Louvre
Logo que chegamos à entrada pensei que eu deveria ter lido muito mais durante toda a minha vida antes de pensar em visitar o Louvre...
Primeiro e indiscutível destino: Le Joconde. Encontramos os amigos, mapa na mão e começamos a visita. Não foi difícil encontrar: todos caminham em direção a ela e em cada coluna há uma placa indicando a sala mais importante do imenso museu. Alguns minutos e voilá!!!
A decepção começou quando vi o tamanho do quadro. Eu visitei o Louvre da outra vez que vim a Paris, mas na minha cabeça (talvez por influência do livro O Código Da Vinci) o tão famoso quadro tinha pelo menos uns 2 metros de altura. Tudo bem, vamos ver o que interessa tanto a essa multidão amontoada na frente dele...

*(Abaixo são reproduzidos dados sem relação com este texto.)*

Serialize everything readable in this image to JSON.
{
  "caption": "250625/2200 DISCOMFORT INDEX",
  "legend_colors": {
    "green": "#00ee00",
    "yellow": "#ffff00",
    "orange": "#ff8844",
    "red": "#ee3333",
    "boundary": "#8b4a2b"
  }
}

Não consegui chegar perto. Assim que entrei na sala notei uma obra imensa na parede à frente da Monalisa: Les Noches de Cana. Não lembro quem fez, mas sei que minha reação foi: “Caraca! O cara esculachou a Santa Ceia!” Jesus Cristo iluminado ao centro, Madalena do lado dele, um monte de gente sentada à mesa (que eu pensei que fossem os apóstolos) e um monte de gente bebendo, caindo, enfim, fazendo festa.... Achei o máximo!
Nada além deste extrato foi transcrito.